Tags

, ,

One of the many joys of using the S2A is the square format of the 6×6 frames. This is partly practical in nature because it means there is no distinction between “landscape” and “portrait” format and so no awkward rotating of the camera is required, making it quicker to set up and compose on a tripod. However, there’s also the aesthetic nature of the format. In many ways a square format isn’t ideal, it provides a completely symmetrical frame and so the rules of thumb like the “golden” ratio don’t really work, and it can be difficult to balance the composition when bold elements are placed off-centre.

evening coffee

On the other hand when it works it can work really well – it’s a challenge, and I wouldn’t be shooting film with a camera that weighs a couple of kilos if I didn’t like making things difficult for myself. I find the square format works well with strong shapes and lines, and the restricted frame makes it well suited for single subjects.

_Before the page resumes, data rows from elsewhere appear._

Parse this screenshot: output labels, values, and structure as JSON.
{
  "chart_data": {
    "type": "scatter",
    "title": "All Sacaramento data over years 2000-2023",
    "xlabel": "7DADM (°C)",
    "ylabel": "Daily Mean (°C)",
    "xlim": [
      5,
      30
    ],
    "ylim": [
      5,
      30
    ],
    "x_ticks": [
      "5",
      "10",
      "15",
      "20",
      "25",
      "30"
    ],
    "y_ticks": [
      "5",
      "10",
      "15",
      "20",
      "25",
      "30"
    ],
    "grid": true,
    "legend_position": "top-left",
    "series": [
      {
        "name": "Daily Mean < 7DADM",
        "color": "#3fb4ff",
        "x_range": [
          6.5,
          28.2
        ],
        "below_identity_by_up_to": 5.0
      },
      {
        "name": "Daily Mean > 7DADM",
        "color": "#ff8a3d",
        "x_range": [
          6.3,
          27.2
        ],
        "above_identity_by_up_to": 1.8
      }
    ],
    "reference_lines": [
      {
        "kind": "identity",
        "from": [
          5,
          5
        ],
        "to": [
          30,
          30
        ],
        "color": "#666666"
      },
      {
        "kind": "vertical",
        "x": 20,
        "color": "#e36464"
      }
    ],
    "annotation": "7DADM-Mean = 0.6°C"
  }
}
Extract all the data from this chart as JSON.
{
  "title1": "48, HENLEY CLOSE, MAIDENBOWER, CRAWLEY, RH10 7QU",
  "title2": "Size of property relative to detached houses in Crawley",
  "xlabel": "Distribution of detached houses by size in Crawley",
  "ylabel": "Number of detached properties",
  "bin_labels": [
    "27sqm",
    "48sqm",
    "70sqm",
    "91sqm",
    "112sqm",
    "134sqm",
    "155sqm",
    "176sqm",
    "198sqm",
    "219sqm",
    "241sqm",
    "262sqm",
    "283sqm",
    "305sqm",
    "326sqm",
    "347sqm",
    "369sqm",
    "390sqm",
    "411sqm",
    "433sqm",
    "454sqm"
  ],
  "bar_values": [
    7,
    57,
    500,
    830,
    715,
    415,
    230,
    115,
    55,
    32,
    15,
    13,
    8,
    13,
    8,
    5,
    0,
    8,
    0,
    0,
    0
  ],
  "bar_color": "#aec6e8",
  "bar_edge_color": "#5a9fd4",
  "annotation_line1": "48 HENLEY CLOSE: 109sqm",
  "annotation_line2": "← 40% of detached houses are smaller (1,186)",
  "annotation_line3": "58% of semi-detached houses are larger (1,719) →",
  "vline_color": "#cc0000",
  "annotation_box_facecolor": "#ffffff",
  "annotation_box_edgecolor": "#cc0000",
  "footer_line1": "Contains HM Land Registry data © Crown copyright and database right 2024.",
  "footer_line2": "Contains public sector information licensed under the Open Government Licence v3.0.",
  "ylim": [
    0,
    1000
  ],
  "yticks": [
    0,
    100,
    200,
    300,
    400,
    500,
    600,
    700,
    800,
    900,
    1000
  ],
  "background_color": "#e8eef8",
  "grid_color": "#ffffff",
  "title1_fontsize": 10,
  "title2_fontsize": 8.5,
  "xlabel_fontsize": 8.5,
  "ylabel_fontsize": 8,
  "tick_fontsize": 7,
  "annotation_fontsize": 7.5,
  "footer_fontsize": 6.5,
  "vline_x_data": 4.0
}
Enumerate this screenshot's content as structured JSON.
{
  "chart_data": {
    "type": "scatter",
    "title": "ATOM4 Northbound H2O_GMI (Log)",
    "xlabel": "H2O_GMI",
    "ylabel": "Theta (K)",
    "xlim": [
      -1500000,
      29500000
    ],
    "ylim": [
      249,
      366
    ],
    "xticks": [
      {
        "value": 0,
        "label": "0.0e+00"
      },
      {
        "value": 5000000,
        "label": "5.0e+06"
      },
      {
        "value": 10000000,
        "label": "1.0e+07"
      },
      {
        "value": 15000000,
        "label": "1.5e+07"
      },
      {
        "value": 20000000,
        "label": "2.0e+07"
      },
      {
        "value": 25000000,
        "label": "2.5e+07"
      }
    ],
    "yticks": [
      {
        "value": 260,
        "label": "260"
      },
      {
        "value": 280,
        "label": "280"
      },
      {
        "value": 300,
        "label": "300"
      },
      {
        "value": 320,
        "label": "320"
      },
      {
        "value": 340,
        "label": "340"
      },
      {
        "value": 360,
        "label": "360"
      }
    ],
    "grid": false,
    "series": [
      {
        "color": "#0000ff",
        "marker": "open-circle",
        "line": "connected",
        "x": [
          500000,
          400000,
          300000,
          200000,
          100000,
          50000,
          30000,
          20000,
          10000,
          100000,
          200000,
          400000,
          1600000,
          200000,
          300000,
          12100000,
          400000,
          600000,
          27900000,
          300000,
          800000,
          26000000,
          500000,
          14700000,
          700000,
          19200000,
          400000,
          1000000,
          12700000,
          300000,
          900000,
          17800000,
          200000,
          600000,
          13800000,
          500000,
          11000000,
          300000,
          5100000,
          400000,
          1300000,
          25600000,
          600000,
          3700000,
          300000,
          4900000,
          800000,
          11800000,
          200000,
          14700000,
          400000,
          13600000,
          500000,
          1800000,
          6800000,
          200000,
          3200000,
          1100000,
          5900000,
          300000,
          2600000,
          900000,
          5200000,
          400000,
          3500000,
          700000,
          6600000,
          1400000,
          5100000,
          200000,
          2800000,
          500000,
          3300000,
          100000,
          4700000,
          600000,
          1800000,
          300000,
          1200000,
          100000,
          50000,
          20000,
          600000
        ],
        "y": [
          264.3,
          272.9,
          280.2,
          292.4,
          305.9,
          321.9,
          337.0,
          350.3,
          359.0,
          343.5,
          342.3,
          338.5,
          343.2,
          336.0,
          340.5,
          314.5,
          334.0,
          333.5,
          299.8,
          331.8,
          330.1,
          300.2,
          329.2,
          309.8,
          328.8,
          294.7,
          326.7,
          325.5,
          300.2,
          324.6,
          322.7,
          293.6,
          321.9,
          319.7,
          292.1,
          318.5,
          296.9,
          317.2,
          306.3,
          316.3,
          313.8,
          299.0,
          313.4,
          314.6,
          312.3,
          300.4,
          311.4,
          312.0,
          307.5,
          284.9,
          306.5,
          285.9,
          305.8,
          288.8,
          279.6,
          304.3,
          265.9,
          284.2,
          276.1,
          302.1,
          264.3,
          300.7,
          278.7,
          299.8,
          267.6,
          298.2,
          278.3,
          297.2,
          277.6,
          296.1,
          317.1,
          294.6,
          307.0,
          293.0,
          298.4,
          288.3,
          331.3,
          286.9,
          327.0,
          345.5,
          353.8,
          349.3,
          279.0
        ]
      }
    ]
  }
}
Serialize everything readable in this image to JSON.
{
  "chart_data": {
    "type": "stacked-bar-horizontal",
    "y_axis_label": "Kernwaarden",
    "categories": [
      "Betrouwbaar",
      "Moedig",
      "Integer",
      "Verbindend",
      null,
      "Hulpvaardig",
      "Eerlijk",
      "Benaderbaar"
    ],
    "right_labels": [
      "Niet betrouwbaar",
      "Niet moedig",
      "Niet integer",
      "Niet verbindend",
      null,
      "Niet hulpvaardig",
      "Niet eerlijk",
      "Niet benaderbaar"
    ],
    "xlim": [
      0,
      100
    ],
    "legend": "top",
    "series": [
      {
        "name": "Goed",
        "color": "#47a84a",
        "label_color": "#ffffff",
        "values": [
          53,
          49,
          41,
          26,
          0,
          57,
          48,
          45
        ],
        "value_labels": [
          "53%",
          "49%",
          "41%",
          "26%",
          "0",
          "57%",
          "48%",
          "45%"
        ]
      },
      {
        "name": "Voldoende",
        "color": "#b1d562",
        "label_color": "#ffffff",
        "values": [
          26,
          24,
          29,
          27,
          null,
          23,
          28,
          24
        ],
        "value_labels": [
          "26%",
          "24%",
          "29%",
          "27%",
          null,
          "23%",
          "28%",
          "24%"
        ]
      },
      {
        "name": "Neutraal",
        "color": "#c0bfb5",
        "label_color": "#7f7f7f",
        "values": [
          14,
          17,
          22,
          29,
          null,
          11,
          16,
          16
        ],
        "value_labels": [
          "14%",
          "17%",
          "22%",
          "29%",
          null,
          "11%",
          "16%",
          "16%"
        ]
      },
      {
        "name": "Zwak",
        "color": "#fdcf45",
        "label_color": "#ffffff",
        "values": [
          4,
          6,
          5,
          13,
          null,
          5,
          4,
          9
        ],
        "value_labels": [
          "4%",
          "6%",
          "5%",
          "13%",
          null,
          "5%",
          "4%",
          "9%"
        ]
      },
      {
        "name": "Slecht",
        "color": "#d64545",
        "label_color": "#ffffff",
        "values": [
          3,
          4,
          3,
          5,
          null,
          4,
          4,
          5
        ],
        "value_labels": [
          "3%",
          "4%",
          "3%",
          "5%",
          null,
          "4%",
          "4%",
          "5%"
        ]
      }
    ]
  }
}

I also find it can work with negative space much more pleasingly than a rectangular format.
For landscapes, it can go either way, you get more height for a given width on a horizontal rectangle, but you can’t get the same sense of a sweeping vista before you that a 3:2 format can provide, or manage quite the same towering skies. In less open landscapes on the other hand, it seems to work more successfully, providing a more intimate atmosphere beside a woodland riverbank or in a city street, where a wider frame might end up just showing a blank wall on one edge.
I think it suits my own style fairly well – even before I got the S2A or the Zenith I would find a square crop in many cases suited my intentions better than the normal rectangle.